Cela revient un peu au début de notre conversation avec les choix que nous effectuons sur ce qui reste sur les bandes, ce qui en disparaît et ce que nous jouons. Une fois que le mix est terminé, nous réapprenons à jouer nos morceaux. Nous nous les réapproprions parfois en retirant des éléments, mais souvent en y ajoutant de nouveaux aussi. Je dirais que les morceaux sont sensiblement différents en live. Pas par la difficulté de les jouer, mais dans la gestion des instruments le plus souvent. Il s’agit surtout d’une organisation efficace de nos ressources.
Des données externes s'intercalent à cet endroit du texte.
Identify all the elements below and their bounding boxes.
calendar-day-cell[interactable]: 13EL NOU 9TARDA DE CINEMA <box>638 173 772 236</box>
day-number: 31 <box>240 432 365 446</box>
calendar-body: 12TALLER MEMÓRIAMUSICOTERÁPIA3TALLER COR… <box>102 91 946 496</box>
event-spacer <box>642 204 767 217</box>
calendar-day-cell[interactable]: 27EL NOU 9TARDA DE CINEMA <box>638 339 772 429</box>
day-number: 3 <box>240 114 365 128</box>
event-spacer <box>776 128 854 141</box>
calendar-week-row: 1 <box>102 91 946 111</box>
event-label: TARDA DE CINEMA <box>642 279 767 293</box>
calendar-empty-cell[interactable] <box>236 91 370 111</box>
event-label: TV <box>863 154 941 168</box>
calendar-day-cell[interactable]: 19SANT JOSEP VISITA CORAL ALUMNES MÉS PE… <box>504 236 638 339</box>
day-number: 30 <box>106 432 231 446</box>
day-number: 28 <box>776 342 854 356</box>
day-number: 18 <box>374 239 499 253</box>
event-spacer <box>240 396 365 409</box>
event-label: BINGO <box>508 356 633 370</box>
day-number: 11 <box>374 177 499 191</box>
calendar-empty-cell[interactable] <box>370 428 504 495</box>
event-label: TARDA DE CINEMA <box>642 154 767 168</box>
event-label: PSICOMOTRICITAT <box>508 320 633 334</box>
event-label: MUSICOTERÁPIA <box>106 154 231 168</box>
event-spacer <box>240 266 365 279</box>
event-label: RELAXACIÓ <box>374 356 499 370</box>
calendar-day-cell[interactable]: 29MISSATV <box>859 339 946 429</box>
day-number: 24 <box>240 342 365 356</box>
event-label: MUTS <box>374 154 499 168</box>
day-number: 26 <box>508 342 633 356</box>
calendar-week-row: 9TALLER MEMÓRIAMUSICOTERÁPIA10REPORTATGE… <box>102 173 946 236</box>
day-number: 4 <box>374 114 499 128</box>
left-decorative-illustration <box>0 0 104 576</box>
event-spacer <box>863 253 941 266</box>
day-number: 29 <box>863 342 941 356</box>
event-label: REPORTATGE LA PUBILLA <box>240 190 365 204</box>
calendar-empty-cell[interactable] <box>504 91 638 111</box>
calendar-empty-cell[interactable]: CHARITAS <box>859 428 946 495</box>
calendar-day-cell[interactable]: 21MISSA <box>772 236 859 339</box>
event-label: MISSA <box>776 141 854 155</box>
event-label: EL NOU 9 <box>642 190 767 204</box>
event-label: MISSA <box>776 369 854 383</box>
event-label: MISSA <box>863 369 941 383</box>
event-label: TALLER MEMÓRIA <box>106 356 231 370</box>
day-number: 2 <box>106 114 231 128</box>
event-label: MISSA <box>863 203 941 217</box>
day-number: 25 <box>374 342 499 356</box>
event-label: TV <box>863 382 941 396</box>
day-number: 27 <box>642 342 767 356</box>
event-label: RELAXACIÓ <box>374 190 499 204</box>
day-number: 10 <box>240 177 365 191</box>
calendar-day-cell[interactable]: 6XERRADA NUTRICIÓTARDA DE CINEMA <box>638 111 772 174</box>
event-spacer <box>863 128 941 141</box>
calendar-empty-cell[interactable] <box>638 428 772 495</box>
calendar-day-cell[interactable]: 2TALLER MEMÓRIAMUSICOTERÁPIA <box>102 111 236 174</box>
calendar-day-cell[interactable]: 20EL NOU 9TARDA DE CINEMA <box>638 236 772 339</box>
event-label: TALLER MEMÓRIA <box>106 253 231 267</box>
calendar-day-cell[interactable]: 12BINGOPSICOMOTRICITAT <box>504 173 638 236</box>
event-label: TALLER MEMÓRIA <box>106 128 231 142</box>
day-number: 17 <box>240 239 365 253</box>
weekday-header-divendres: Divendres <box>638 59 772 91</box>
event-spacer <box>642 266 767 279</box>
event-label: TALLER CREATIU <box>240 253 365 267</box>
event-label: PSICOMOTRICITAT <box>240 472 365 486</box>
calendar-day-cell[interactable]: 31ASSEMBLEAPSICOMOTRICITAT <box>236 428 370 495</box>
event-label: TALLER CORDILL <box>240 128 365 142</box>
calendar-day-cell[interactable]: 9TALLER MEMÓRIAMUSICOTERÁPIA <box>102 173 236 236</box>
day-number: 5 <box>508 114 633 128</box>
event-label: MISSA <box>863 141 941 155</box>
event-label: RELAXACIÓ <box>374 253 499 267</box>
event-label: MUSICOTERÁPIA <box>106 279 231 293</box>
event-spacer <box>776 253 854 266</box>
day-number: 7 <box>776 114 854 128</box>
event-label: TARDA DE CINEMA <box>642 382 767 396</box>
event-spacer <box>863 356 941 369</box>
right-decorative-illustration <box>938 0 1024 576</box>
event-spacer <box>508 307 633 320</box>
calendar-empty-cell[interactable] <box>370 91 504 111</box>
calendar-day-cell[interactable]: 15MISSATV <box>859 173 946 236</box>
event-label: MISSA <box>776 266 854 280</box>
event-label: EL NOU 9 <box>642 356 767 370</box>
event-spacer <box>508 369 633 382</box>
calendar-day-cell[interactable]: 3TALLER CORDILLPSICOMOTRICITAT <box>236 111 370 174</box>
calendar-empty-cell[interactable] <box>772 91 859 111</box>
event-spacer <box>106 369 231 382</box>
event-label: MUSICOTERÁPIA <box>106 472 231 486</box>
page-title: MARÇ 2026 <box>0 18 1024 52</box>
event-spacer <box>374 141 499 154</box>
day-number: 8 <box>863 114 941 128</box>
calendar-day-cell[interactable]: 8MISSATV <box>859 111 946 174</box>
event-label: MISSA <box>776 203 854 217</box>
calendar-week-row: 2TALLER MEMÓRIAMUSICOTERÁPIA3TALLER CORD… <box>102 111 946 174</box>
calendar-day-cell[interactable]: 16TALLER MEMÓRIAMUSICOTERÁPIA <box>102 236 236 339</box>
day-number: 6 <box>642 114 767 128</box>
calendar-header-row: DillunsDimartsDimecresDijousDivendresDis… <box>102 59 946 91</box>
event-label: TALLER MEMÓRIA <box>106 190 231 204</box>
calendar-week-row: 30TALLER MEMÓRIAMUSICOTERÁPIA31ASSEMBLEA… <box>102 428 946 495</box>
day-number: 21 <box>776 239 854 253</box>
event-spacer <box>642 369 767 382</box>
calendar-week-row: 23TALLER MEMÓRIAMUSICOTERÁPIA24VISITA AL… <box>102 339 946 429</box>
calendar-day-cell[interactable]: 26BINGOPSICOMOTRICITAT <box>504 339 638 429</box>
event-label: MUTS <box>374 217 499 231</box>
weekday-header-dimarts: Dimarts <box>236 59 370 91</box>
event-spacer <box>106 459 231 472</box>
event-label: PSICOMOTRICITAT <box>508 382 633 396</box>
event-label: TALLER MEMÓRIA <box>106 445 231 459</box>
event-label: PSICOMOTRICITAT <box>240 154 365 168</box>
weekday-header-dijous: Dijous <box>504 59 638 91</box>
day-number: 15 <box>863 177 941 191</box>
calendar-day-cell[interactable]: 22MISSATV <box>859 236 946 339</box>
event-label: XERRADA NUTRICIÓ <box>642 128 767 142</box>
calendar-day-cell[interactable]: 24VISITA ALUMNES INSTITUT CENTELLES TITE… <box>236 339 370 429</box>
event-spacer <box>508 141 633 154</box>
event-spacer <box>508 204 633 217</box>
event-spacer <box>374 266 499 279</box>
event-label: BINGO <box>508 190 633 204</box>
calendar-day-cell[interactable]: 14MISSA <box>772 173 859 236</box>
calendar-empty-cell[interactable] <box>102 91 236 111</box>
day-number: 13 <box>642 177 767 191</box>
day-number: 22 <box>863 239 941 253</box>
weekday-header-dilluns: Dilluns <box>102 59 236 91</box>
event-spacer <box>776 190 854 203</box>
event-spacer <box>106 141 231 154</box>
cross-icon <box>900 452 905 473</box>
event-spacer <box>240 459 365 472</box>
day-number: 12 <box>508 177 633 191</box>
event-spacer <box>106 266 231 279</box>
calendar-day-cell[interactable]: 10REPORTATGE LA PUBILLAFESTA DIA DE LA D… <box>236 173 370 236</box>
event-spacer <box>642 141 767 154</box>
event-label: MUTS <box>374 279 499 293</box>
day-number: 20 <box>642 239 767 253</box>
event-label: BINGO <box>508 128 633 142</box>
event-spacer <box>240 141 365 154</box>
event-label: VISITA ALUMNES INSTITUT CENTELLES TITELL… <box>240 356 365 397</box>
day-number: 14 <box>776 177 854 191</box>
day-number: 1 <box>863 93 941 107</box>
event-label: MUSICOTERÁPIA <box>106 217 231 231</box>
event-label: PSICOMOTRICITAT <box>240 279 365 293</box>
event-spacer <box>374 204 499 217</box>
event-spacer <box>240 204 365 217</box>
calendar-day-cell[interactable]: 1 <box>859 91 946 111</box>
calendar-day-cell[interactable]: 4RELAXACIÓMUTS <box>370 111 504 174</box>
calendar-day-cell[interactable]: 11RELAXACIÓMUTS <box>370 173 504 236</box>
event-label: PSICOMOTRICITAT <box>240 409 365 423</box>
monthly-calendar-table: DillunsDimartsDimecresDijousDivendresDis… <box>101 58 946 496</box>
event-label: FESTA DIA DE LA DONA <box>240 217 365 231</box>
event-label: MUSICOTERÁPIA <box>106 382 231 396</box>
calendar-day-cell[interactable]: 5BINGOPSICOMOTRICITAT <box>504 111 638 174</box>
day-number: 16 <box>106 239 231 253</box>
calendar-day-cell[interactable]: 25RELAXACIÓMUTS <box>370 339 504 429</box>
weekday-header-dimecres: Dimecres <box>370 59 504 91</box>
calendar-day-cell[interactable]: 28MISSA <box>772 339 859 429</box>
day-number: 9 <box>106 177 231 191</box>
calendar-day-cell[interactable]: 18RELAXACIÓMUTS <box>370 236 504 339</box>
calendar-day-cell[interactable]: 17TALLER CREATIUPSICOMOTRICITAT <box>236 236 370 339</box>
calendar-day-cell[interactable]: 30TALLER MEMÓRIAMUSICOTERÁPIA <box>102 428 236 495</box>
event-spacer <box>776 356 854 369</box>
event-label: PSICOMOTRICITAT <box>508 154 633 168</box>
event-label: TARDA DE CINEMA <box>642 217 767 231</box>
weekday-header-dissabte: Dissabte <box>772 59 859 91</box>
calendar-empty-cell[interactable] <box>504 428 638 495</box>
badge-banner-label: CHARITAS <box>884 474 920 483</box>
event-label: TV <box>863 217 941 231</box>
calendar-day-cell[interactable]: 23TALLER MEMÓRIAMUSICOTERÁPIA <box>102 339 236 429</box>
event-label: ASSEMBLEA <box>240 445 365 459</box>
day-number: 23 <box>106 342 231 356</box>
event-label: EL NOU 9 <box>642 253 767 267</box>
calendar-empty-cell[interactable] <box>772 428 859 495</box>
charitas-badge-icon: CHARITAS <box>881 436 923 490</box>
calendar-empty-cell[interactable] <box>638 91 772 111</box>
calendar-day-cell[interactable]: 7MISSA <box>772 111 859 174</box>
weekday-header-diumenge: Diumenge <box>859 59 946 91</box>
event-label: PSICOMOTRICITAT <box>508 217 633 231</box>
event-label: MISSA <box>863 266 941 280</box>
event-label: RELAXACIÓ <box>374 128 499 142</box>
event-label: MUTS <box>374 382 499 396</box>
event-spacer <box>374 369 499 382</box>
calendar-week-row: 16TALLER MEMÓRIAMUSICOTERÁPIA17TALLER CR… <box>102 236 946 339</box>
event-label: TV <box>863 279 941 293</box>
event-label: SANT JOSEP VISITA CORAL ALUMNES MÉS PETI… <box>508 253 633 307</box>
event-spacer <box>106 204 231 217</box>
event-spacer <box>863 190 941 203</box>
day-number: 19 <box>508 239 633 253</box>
– Enfin, pour avoir lu beaucoup de choses sur WYATT E., j’ai noté que l’on parlait presque systématiquement de performances plutôt que de concerts vous concernant. C’est aussi la vision que vous avez de vos prestations scéniques ?

Nous souhaitons, en effet, le temps d’un concert, emmener le public en immersion, les inviter à écouter l’histoire que nous avons à raconter. De la même manière qu’un film ou un opéra, comme nous l’évoquions plus haut.

L’album de WYATT E. « Āl Bēlūti Dārû » est disponible depuis le 18 mars chez Stolen Body Records.